Source: Guha Sapir, Degomme (2011, 295). The period sub-division is: Period 1=February to August, 2003; Period 2=September, 2003, to March, 2004; Period 3=April to December, 2004; Period 4=January, 2005, to June, 2006; Period 5=July, 2006, to September, 2007; and Period 6=October, 2007, to December, 2008.
Fig. 2. No. of Refugees in Chad (in hundreds) and Battle-DeathsDarfur (2003-2010)

Source: Uppsala Conflict Dataset Program (2010).
5In the meantime, it has become difficult to assess the reality of “peace” or “conflict” inside Darfur. While the UN special envoy described it as “a low-intensity conflict, with a high risk of escalation”, US President Bush used the expression “genocide in slow motion” (UN Reuters 2009). Regrettably, the reality of Darfur has often been manipulated for political purposes in the absence of accurate and complete data about human security on the ground. This is also the result of a decline in the number and reliability of statistics coming out of Darfur after the 2009 ICC arrest warrants against perpetrators of mass atrocities were issued; these were followed by the expulsion of 13 aid agencies and over 40% of Darfur's humanitarian staff (ODI 2009). Those who remained, including peacekeepers, have been silenced, often pressured to report subjectively, or denied access to conflict zones. In this context of the “Sudanization” of Darfur, the early recovery agenda is being pushed forward as humanitarian aid diminishes in the aftermath of the Doha talks.

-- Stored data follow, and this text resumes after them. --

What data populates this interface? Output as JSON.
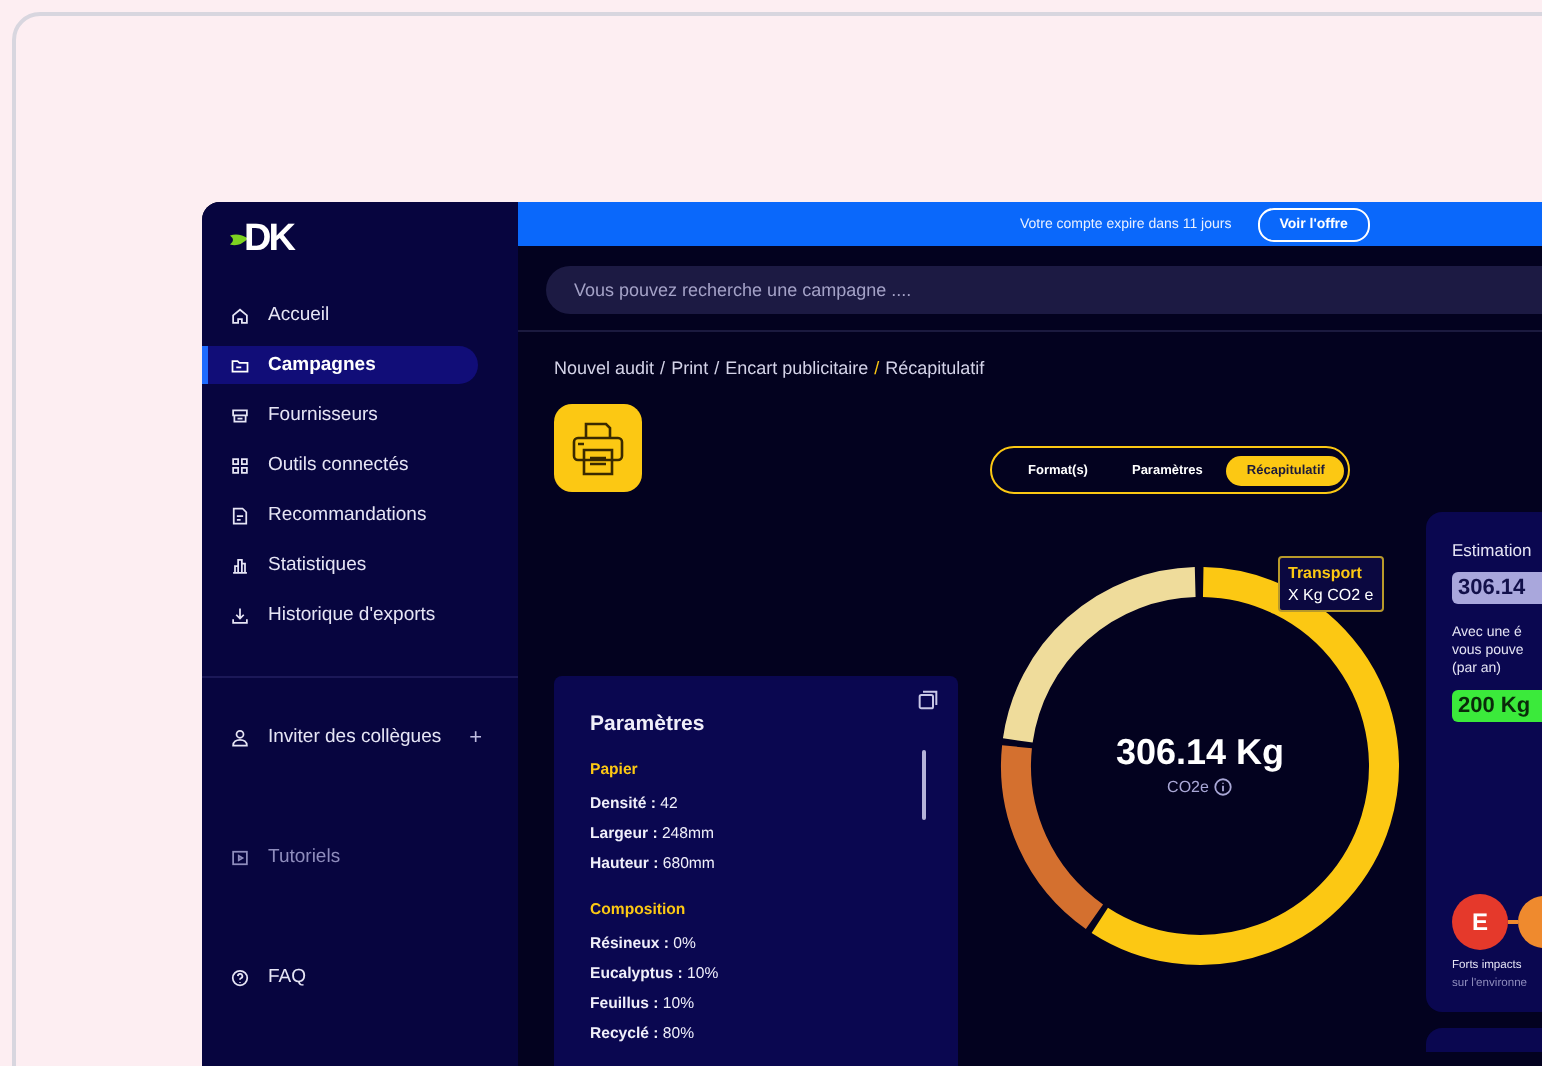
{
  "sidebar": {
    "logo": "DK",
    "items": [
      {
        "label": "Accueil",
        "selected": false
      },
      {
        "label": "Campagnes",
        "selected": true
      },
      {
        "label": "Fournisseurs",
        "selected": false
      },
      {
        "label": "Outils connectés",
        "selected": false
      },
      {
        "label": "Recommandations",
        "selected": false
      },
      {
        "label": "Statistiques",
        "selected": false
      },
      {
        "label": "Historique d'exports",
        "selected": false
      }
    ],
    "invite": {
      "label": "Inviter des collègues",
      "action": "+"
    },
    "footer_items": [
      {
        "label": "Tutoriels",
        "disabled": true
      },
      {
        "label": "FAQ",
        "disabled": false
      }
    ]
  },
  "banner": {
    "text": "Votre compte expire dans 11 jours",
    "button": "Voir l'offre"
  },
  "search": {
    "placeholder": "Vous pouvez recherche une campagne ...."
  },
  "breadcrumb": {
    "items": [
      "Nouvel audit",
      "Print",
      "Encart publicitaire",
      "Récapitulatif"
    ],
    "separator": "/"
  },
  "tabs": [
    {
      "label": "Format(s)",
      "selected": false
    },
    {
      "label": "Paramètres",
      "selected": false
    },
    {
      "label": "Récapitulatif",
      "selected": true
    }
  ],
  "parameters": {
    "title": "Paramètres",
    "sections": [
      {
        "heading": "Papier",
        "rows": [
          "**Densité :** 42",
          "**Largeur :** 248mm",
          "**Hauteur :** 680mm"
        ]
      },
      {
        "heading": "Composition",
        "rows": [
          "**Résineux :** 0%",
          "**Eucalyptus :** 10%",
          "**Feuillus :** 10%",
          "**Recyclé :** 80%"
        ]
      }
    ]
  },
  "total": {
    "value": "306.14 Kg",
    "unit": "CO2e"
  },
  "tooltip": {
    "title": "Transport",
    "value": "X Kg CO2 e"
  },
  "estimation": {
    "title": "Estimation",
    "value": "306.14",
    "text_lines": [
      "Avec une é",
      "vous pouve",
      "(par an)"
    ],
    "saving": "200 Kg",
    "grades": [
      {
        "label": "E",
        "color": "#e5392b"
      },
      {
        "color": "#ef8a2e"
      }
    ],
    "legend_lines": [
      "Forts impacts",
      "sur l'environne"
    ]
  }
}
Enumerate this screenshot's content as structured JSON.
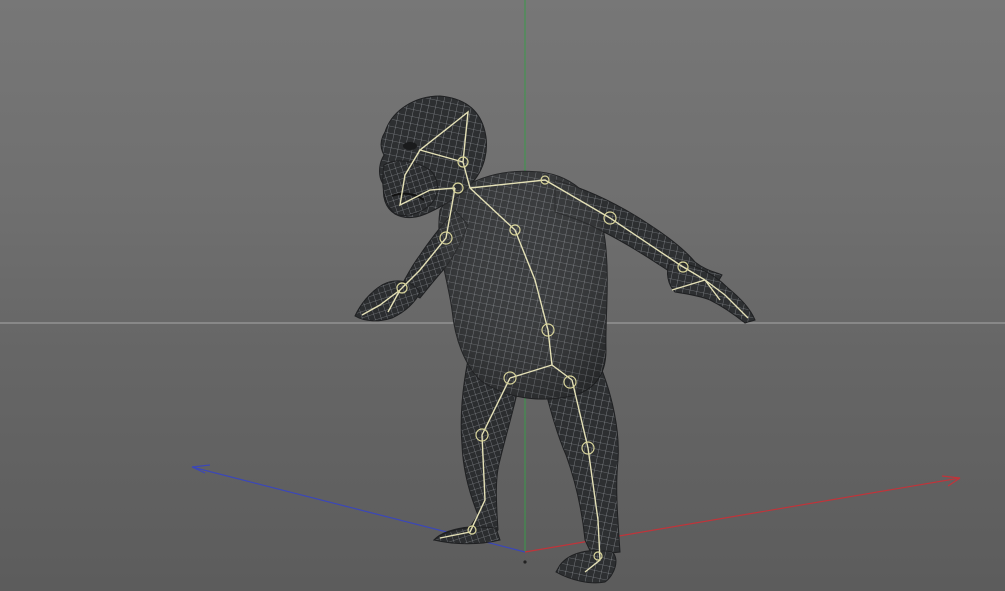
{
  "viewport": {
    "name": "3d-viewport",
    "background": "#6f6f6f",
    "horizon_color": "#b9b9b9",
    "axis_colors": {
      "x": "#c0343a",
      "y": "#3a9a4a",
      "z": "#3b47b8"
    }
  },
  "scene": {
    "model": "ape-character-wireframe",
    "mesh_color": "#2e3032",
    "mesh_wire_color": "#c9cdd3",
    "rig_color": "#e4e0b6"
  }
}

2.2 From DPA to DDPD and the role of displacement
6Several attempts have been made by the international community to gather the conflicting parties and find a political solution to the conflict that is spreading insecurity and humanitarian concerns across the region. Diplomatic talks began as early as 2004 with the Ceasefire Declaration of Ndjamena, continuing into 2006 with the Abuja talks between the major rebel groups – JEM and SLA/M (by then fragmented into two factions) – and the government of Khartoum, under the auspices of the African Union. In 2006, the Darfur Peace Agreement was signed by the government of Sudan and one faction of the rebel movement – the SLA, led by Minni Minawi. During the Abuja Talks, it appears that key elements of Darfur's civil society were excluded from the negotiations, which help explain the lack of consensus and the retaliation on the ground following the signing of the agreement.7 The Doha talks, held in Qatar in 2010-2011, tried to address this gap. The international community, spearheaded by the UN and the AU, tried to bring together refugees, IDP leaders and traditional authorities in Darfur to build consensus among the victims. However, key rebel groups such as JEM and SLA/M boycotted the talks, and only the Liberation and Justice Movement (LJM) – a splinter coalition – signed the final document. The Doha Declaration for Peace in Darfur (DDPD), agreed upon in July 2011, fleshed out provisions for wealth and power sharing, compensation, reconciliation and the return of IDPs and refugees.
7In the implementation phase of this peace agreement, however, it became apparent that the provisions on voluntary return were at the top of the agenda. LJM leader, Tijani Sese, stated: “The success of the Doha agreement depends on the closure of the displacement camps voluntarily“ (Sudan Tribune 2011); the government-led Humanitarian Aid Commission presented a 2011–2016 strategy for return and reintegration of the displaced of Darfur (OCHA 2011, 5). Internal IDP conferences and meetings in Chad have already been taking place to spur on the process. However, for the moment, the results remain poor. While thousands of South Sudanese have been heading to their country after independence, post-Doha voluntary returns to Darfur have been limited, especially among refugees. Up to June 2012, no case of return has been officially registered by the UNHCR inside the camps in eastern Chad (section 5).
Notes de bas de page
6 Expression adopted by Darfur populations to refer to Arab militia men, literally meaning “evil horsemen”.
7 The volatility of actors, the lack of trust in the peace process, unfavorable regional dynamics and diplomatic deadlines were some of the other factors which prevented the DPA from creating security on the ground and finding a political solution to the conflict (Nathan, 2007:245).